After 43 years at the helm, the Orange Tree Theatre’s founder Sam Walters is approaching his final curtain call as artistic director at the playhouse.

Mr Walters announced his departure from the Richmond theatre last year, along with his wife and associate director Auriol Smith.

His swansong will be a festival, starting on Monday, showcasing new and old work from former Orange Tree directors.

The final performance of the programme is a lunchtime show on June 29, bringing full circle to Mr Walters’ stewardship.

He said: “The first performance, when we were putting on shows in a room above the Orange Tree pub, was a lunchtime on December 31, 1971.

“And I have organised for it all to come to an end with a lunchtime performance.

“The natural way would have been to do a production but I think it is more interesting to look to the future, getting directors to come back with ideas.

“It has been a life rather than a career and I have been there an awful long time - most people are artistic directors for between five and eight years before moving on.

“Because I have always had the freedom to do what I wanted, I have been able to satisfy my work here.”

With just three weeks remaining, Mr Walters admitted the time just felt right to leave the theatre he founded in 1971.

He said: “I didn’t know if I would die on the job - I think my time is up now, especially as we move into such a different age with social media.

“It’s a younger man’s game.”

The 74-year-old counts as highlights giving a home for writers such as James Saunders, Martin Crimp and Torben Betts, whose recent hit production Invincible is transferring to St James Theatre next month.

He said while difficult to single out specific achievements, the Orange Tree’s association with former Czech Republic president and playwright Václav Havel is something to be proud of.

“Sometimes you are removed from the real world playing make believe but getting involved with Havel, one felt attached to something very real,” he said.

“Us doing his plays while he was in prison in the Czech Republic, he knew about it and it helped him cope with the ordeal he was going through - very little but it was a small contribution.”

The Orange Tree hosted the premiere outside of Prague of Havel’s last play, Leaving.

Mr Walters’ 172-seat theatre is unique for being the only permanent theatre in-the-round in London, which he describes as “the most shared experience of entertainment”.

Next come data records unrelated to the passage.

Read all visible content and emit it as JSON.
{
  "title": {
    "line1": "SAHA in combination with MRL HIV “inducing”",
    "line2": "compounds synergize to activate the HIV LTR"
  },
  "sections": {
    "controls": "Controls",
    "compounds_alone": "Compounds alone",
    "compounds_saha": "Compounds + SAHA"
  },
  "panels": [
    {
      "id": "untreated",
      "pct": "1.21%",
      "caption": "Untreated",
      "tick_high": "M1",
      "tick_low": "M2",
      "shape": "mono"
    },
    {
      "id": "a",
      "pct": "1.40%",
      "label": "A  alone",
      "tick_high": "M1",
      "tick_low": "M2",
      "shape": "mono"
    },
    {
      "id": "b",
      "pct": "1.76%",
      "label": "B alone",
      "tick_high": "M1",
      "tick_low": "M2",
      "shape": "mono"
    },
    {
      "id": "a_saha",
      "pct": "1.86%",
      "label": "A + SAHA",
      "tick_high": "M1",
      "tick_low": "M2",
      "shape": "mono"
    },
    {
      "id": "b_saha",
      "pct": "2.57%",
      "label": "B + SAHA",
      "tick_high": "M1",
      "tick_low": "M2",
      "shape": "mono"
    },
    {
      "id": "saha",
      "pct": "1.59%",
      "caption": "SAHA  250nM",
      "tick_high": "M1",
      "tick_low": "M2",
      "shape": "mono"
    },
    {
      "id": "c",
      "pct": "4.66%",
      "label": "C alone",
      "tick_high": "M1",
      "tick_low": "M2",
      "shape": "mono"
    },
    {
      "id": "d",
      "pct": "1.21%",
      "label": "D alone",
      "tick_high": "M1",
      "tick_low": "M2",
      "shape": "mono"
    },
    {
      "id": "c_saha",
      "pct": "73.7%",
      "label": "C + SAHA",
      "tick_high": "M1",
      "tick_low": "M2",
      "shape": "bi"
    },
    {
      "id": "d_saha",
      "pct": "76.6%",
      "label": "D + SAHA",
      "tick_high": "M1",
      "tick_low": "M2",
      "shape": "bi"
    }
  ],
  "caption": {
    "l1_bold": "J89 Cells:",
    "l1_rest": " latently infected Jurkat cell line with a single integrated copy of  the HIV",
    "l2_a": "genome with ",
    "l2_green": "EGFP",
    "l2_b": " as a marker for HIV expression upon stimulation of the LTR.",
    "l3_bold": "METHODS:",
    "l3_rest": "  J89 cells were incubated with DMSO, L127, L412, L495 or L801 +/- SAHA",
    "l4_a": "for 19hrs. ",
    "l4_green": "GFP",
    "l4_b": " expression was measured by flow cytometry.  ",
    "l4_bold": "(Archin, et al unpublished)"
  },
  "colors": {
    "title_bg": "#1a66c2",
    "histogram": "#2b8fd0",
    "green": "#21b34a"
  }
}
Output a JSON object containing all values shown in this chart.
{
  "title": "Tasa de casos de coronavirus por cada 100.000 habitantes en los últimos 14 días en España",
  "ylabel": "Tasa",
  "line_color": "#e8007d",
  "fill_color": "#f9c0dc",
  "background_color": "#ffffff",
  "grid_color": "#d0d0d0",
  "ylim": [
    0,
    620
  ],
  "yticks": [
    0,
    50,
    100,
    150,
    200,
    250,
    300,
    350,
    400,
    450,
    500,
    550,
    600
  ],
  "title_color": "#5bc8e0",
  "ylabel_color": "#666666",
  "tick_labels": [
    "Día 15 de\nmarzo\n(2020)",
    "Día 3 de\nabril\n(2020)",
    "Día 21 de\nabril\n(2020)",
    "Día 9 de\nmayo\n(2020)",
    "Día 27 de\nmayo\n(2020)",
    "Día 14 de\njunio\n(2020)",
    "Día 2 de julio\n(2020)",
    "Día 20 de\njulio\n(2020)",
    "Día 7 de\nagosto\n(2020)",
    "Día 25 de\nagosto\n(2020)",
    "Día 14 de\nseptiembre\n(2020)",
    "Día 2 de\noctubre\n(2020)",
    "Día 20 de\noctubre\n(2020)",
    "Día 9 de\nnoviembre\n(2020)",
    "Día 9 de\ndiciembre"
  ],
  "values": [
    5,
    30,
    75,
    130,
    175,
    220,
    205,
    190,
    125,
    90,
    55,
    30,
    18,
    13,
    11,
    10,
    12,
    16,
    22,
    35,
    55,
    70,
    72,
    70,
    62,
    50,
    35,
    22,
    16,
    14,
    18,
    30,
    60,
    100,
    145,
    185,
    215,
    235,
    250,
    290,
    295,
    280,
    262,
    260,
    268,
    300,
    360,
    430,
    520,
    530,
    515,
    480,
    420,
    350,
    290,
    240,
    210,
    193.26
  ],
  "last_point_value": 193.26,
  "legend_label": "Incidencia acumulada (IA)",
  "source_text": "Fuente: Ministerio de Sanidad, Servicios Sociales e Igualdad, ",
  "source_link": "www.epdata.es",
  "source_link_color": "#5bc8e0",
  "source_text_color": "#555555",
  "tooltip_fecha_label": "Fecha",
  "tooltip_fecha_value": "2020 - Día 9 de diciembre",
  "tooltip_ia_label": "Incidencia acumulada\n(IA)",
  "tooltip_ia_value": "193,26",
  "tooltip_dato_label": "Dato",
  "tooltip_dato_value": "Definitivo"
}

He said: “If theatre is going to survive, it has to utilise what makes it so special.”

Paul Miller takes over as artistic director at the end of the month and Mr Walters said he does not expect sweeping changes to be made.

He said: “He has done a lot of good work and been involved in some excellent productions but it is not going to make people think ‘what is going on?’

“He is doing a play by DH Lawrence, well we have done a play by DH Lawrence, there will be changes but I don’t think the audience will find huge differences.

“As for me, I have an awful lot of tidying up to do - I like teaching and doing work in drama schools so I might wait and see.”